Dave McCarthy talks health and game monetization.
Video games and the habits they inspire have been looked at with a closer magnifying glass over the last few years. A lot of that stems from the controversies of loot boxes and whether or not they qualify as gambling, something that’s being looked at in various countries. But looking beyond that, there’s something else more basic and raw there: the issue of addiction.
You may not be aware, but this week the World Health Organisation will discuss putting Gaming Disorder to its list of official diseases, being defined as a disease where people become so hooked to video games they can’t function properly. While that doesn’t carry any legally binding consequences, doing so would be a big statement and signal to various governing bodies in regards to regulation of the industry who use the WHO as a standard bearer for health related issues.
Largely the industry has ignored or dismissed the issue. In fact, there’s very little talk about it from within at all. Someone who has spoken up a little more lately is the Xbox Head Of Operations Dave McCarthy.
In an interview with GamesIndustry.biz, McCarthy talks about several of these issues posed by health organizations and governments. He says that Microsoft and the Xbox brand are focusing on the health of the players, talking of new parental features that parents can utilize for their kids, new tools to block offensive images, and new steps toward online moderation. While he stops short of tackling the issue of addiction head on, he does acknowledge there’s a real importance to moderating time spend playing, and wants people to set limits when they need to. He sees it as a choice, though, and not something anyone should directly enforce.

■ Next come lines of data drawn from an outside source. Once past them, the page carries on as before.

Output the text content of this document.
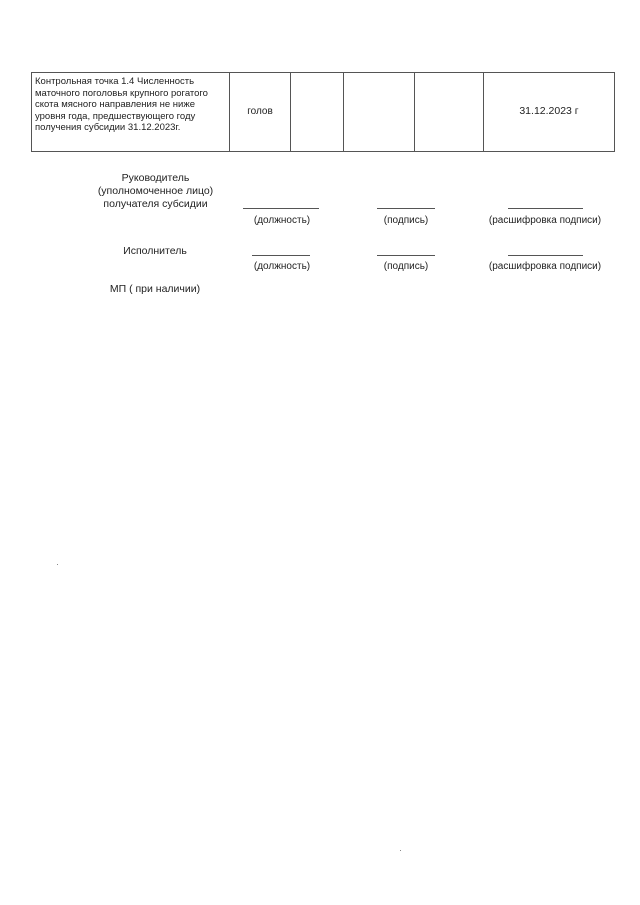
Контрольная точка 1.4 Численность маточного поголовья крупного рогатого скота мясного направления не ниже уровня года, предшествующего году получения субсидии 31.12.2023г.	голов				31.12.2023 г
Руководитель (уполномоченное лицо) получателя субсидии
(должность)	(подпись)	(расшифровка подписи)
Исполнитель
(должность)	(подпись)	(расшифровка подписи)
МП ( при наличии)
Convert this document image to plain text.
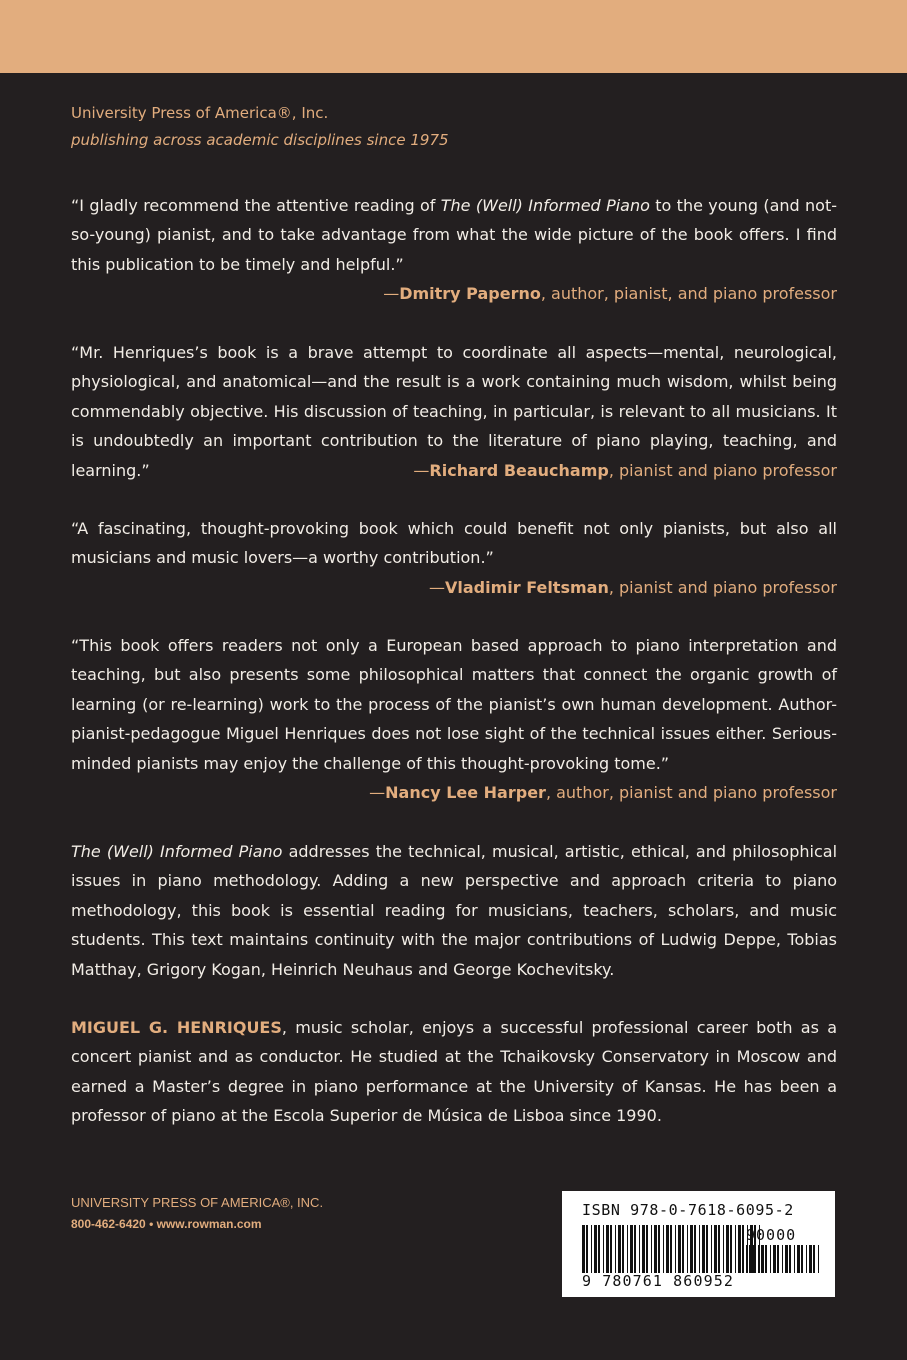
University Press of America®, Inc.
publishing across academic disciplines since 1975

“I gladly recommend the attentive reading of The (Well) Informed Piano to the young (and not-so-young) pianist, and to take advantage from what the wide picture of the book offers. I find this publication to be timely and helpful.”

—Dmitry Paperno, author, pianist, and piano professor

“Mr. Henriques’s book is a brave attempt to coordinate all aspects—mental, neurological, physiological, and anatomical—and the result is a work containing much wisdom, whilst being commendably objective. His discussion of teaching, in particular, is relevant to all musicians. It is undoubtedly an important contribution to the literature of piano playing, teaching, and learning.”	—Richard Beauchamp, pianist and piano professor

“A fascinating, thought-provoking book which could benefit not only pianists, but also all musicians and music lovers—a worthy contribution.”

—Vladimir Feltsman, pianist and piano professor

“This book offers readers not only a European based approach to piano interpretation and teaching, but also presents some philosophical matters that connect the organic growth of learning (or re-learning) work to the process of the pianist’s own human development. Author-pianist-pedagogue Miguel Henriques does not lose sight of the technical issues either. Serious-minded pianists may enjoy the challenge of this thought-provoking tome.”

—Nancy Lee Harper, author, pianist and piano professor

The (Well) Informed Piano addresses the technical, musical, artistic, ethical, and philosophical issues in piano methodology. Adding a new perspective and approach criteria to piano methodology, this book is essential reading for musicians, teachers, scholars, and music students. This text maintains continuity with the major contributions of Ludwig Deppe, Tobias Matthay, Grigory Kogan, Heinrich Neuhaus and George Kochevitsky.

MIGUEL G. HENRIQUES, music scholar, enjoys a successful professional career both as a concert pianist and as conductor. He studied at the Tchaikovsky Conservatory in Moscow and earned a Master’s degree in piano performance at the University of Kansas. He has been a professor of piano at the Escola Superior de Música de Lisboa since 1990.

UNIVERSITY PRESS OF AMERICA®, INC.
800-462-6420 • www.rowman.com
ISBN 978-0-7618-6095-2
90000
9 780761 860952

“We have to be clear in our stance that we do believe a balanced approach to a gaming lifestyle is key,” McCarthy says. “We need to state that’s a value of ours. It is reflected right now in the parental settings and the family controls. We’re exploring the idea over whether we would apply those more broadly across our ecosystem.
“I go back to user choice. When we do that on Xbox, and this is something Phil has been really effective at in his role, is centring us on the gamer, and how choice is key for all that on Xbox. Choice around screen time, choice around the content that I want to play, choice around the services I want to have… And I think that is going to remain our philosophy, versus telling people they need to go in this direction. It’s more about giving people the tools to enable them.”
While we haven’t seen much of Microsoft on this front in particular, they strides they’ve been making in terms of inclusivity and player health, even with things that are tangentially related, haven’t gone unnoticed- from their adaptive controllers, to even something as small as setting new guidelines and actually trying to bring them to public attention. Let’s hope it continues, and to a greater degree.